The underlying allegations were that, because the plaintiffs were required to wait off the clock either before or after their shifts, or during an extended breaks, and because the costs of their uniforms were deducted from their paychecks, they were compensated less than the minimum wage required by the FLSA. The plaintiffs, in motions that were nearly identical, sought approval to notify over 1,000 “similarly situated” current and former McDonald’s workers. One of the defendants alleged that the number was actually 3,000 such workers who would be notified.
This case was governed by the FLSA. Collective actions under the FLSA are not the same as Federal Rule 23 class actions, although they are similar. Under the FLSA, similarly situated employees must affirmatively opt into collective actions, which is different from the Federal Rule 23 scenario for absent class members. The FLSA certification process occurs in two stages.
A more lenient standard is applied initially for conditional certification. Then, in a FLSA collective action, notifying potential plaintiffs of their ability to participate follows this initial conditional certification. Later, a defendant may move to decertify. This usually occurs after a period for discovery. At that point, the issue is whether the opt-in plaintiffs are in fact similarly situated, decided on the basis of a full evidentiary record.
Olivio v. GMAC Mortgage Corp., 374 F.Supp2d 545, 548 (E.D.Mich. 2004) set forth the standard applied in the McDonald’s case. To be similarly situated, persons must be “victims of a common policy or plan that violated the law” or their “claims [must be] unified by common theories of defendant’s statutory violations, even if the proofs of those theories are inevitably individualized and distinct.”
Here, the uniform price issue was disposed of in part because the defendants agreed at oral argument to reimburse employees when their clothing deductions brought their average hourly pay to below the minimum wage. The Court also noted, however, that some of the alleged class members were under the age of 20, and thus their minimum wage was $3.00 per hour less than that of the rest of the plaintiffs and putative class members. Thus, on both this issue and the clocking-in issue, the Court found that it almost certainly would determine that the plaintiffs were not similarly situated after discovery.
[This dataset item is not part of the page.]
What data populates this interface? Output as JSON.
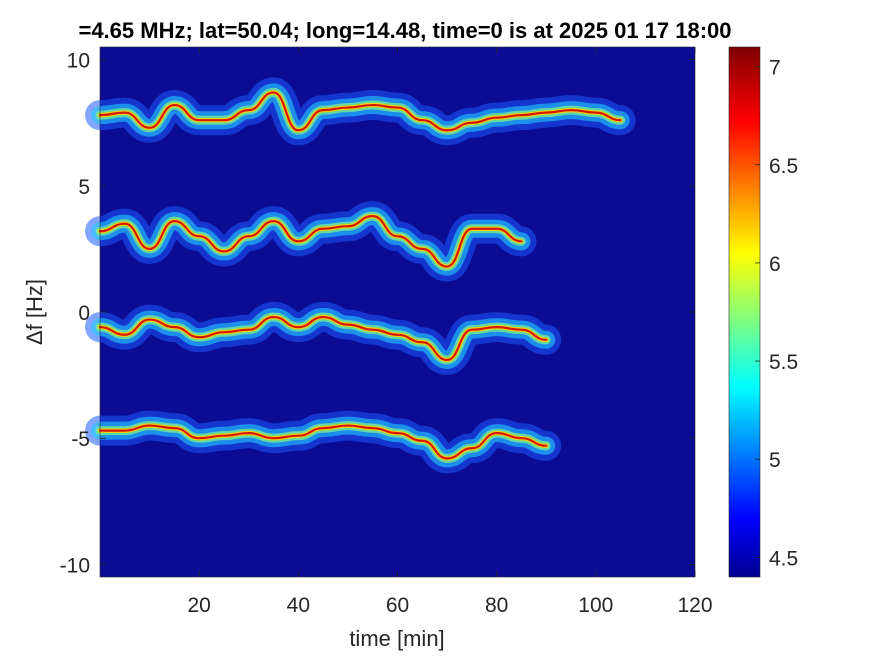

Observing that this would be a large class to notify, the Court stated as follows: “These 1,000 to 3,000 putative class members had varying pay rates, hours worked and deduction methodologies applied to their pay. They worked for different managers at different restaurants; and the wait times are extremely inconsistent, both in terms and duration and frequency.” Thus, the Court denied the Motions for Conditional Certification and Judicial Notice, and denied as moot a motion to strike filed by defendants with respect to the plaintiffs’ briefing.